Less Wrong is a community blog devoted to refining the art of human rationality. Please visit our About page for more information.

Alerus comments on Towards a New Decision Theory for Parallel Agents - Less Wrong

4 Post author: potato 07 August 2011 11:39PM

You are viewing a comment permalink. View the original post to see all comments and the full post content.

Comments (15)

You are viewing a single comment's thread.

Comment author: Alerus 25 December 2011 04:03:00PM 0 points [-]

I think you may be partitioning things that need not necessarily be partitioned and it's important to note that. In the nicotine example (or the "lock the refrigerator door" example in the cited material), this is not necessarily a competition between the wants of different agents. This apparent dichotomy can also be resolved by internal states as well as utility discount factors.

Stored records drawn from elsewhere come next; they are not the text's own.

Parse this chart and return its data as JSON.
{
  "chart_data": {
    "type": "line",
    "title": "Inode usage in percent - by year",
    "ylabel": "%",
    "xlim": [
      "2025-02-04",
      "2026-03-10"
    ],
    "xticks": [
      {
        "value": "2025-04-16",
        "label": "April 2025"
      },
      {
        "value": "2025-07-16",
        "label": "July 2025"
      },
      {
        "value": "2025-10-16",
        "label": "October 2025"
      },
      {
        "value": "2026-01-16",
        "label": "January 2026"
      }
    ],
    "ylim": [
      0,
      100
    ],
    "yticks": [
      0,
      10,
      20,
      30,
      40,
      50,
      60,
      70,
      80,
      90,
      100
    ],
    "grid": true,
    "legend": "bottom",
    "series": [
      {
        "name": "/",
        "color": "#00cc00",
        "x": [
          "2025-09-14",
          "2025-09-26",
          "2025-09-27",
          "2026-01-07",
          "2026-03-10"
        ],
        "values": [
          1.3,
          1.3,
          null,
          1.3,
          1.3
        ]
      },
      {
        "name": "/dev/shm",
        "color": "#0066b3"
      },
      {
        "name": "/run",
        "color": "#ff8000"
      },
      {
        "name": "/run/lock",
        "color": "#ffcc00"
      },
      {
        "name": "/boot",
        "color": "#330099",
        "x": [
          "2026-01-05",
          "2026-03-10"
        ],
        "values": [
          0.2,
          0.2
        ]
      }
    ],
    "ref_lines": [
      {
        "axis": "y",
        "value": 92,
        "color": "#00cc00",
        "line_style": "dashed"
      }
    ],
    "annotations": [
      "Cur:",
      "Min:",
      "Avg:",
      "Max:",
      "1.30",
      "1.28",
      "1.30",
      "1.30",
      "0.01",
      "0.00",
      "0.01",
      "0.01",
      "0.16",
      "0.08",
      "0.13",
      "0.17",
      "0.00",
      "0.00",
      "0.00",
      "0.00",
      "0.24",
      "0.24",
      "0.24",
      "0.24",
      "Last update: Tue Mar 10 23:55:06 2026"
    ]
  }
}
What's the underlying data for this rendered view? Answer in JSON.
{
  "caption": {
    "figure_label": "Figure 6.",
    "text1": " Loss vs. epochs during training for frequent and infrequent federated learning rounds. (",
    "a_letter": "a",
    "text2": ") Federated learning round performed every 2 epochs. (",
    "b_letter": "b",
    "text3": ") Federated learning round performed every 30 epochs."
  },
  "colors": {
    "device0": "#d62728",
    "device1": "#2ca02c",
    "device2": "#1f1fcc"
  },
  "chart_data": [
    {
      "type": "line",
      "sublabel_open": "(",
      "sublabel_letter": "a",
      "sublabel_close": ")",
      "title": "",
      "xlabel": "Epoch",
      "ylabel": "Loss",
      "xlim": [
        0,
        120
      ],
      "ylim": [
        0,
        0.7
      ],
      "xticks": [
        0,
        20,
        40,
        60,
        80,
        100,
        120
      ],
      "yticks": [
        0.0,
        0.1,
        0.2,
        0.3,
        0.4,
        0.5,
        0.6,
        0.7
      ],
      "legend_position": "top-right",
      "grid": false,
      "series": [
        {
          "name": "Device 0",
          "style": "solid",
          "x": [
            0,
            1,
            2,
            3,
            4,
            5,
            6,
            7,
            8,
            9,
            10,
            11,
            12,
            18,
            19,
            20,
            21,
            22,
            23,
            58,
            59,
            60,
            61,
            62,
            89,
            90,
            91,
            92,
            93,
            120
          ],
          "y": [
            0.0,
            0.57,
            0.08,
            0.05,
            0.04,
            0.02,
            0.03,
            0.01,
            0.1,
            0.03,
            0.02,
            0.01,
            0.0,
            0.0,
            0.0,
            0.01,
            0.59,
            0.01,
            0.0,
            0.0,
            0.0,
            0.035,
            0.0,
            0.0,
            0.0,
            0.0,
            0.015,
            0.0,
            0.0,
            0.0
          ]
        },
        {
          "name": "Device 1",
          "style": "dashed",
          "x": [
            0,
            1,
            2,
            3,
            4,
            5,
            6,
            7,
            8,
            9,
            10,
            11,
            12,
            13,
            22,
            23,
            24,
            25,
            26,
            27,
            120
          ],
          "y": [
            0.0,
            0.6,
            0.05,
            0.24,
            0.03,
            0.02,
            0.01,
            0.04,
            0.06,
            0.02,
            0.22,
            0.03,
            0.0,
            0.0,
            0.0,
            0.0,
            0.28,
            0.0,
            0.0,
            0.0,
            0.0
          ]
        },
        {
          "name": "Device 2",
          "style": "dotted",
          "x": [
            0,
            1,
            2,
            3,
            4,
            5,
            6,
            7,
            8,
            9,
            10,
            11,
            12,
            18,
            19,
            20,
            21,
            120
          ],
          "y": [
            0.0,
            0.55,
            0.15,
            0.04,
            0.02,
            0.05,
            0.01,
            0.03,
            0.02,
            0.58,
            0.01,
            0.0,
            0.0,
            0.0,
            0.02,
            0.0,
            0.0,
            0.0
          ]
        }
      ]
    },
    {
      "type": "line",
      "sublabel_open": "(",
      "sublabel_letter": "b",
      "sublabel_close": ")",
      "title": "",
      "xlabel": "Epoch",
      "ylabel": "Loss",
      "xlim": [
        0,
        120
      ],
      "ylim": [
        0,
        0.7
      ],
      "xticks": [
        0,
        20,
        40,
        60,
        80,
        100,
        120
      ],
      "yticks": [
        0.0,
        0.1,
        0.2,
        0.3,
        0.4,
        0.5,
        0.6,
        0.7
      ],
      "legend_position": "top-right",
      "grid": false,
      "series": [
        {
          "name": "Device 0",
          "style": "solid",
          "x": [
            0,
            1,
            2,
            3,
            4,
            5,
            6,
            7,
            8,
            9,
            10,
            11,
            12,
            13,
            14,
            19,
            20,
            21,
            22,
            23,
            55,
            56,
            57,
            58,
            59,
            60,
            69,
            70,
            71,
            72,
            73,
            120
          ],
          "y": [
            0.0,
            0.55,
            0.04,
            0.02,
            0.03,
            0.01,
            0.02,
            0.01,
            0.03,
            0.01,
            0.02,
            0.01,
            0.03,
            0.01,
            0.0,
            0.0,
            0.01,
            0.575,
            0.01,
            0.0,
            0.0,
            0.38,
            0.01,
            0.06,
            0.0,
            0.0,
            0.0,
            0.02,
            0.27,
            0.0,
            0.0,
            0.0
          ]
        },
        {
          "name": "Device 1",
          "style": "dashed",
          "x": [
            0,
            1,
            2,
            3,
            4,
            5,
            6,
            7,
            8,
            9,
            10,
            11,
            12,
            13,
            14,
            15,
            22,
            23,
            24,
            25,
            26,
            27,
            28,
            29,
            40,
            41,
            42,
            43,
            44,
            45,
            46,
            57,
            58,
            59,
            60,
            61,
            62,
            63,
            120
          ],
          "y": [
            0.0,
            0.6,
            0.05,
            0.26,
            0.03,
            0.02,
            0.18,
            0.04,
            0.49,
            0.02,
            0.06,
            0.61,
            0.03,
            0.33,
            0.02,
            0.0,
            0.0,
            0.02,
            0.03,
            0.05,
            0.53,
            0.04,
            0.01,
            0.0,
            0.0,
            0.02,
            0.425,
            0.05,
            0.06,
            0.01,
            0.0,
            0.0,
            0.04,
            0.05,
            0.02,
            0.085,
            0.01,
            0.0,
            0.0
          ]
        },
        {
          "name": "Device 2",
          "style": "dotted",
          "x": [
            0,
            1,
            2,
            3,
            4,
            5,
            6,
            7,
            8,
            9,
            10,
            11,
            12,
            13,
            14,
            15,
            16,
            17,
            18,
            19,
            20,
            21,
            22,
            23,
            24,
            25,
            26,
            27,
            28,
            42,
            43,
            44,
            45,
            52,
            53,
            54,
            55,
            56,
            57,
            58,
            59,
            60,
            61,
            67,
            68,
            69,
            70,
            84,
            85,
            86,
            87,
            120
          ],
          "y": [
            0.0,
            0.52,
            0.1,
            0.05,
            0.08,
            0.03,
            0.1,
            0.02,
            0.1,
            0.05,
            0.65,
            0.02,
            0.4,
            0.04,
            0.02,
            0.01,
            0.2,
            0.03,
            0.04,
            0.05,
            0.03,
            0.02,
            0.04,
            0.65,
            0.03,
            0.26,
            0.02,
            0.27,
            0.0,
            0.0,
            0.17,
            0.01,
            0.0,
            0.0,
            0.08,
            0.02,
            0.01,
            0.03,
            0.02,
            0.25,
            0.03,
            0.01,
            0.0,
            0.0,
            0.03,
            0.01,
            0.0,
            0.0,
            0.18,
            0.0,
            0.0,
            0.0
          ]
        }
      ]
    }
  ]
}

To be specific, revisit the nicotine problem. When a person decides to quit they may not be suffering any discomfort so the utility of smoking at that moment is small. Instead then, the eventual utility of longer life wins out and the agent decides to stop smoking. However, once discomfort sets in, it combines with the action of smoking because smoking will relieve the discomfort. Now the individual still has the other utility assigned to not dying sooner (which would favor the "don't smoke" action). However, the death outcome will happen much later. Even though death is far worse than the current discomfort being felt (assuming a "normal" agent ;), so long as the utilities also operate on a temporal discount factor, that utility may be reduced to be smaller than the utility of smoking that will remove the current discomfort due to how much it gets discounted from it happen much further in the future.

At no point have we needed to postulate that these are separate competing agents with different wants and this seeming contradiction is still perfectly resolved with a single utility function. In fact, wildly different agent behavior can be revealed by mere changes in the discount factor for enumerable reinforcement learning (RL) agents where discount and reward functions are central to the design of the algorithm.

Now, which answer to the question is true? Is the smoke/don't smoke contradiction a result of competing agents or discount factors and internal states? I suppose it could be either one, but it's important to not assume that these examples directly indicate that there are competing agents with different desires, otherwise you may lose yourself looking for something that isn't there.

Of course, even if we assume that there are competing agents with different desires, it seems to me this still can be, at least mathematically, reduced to a single utility function. All it means, is that you apply weights to the utilities of different agents, and then standard reasoning mechanisms are employed.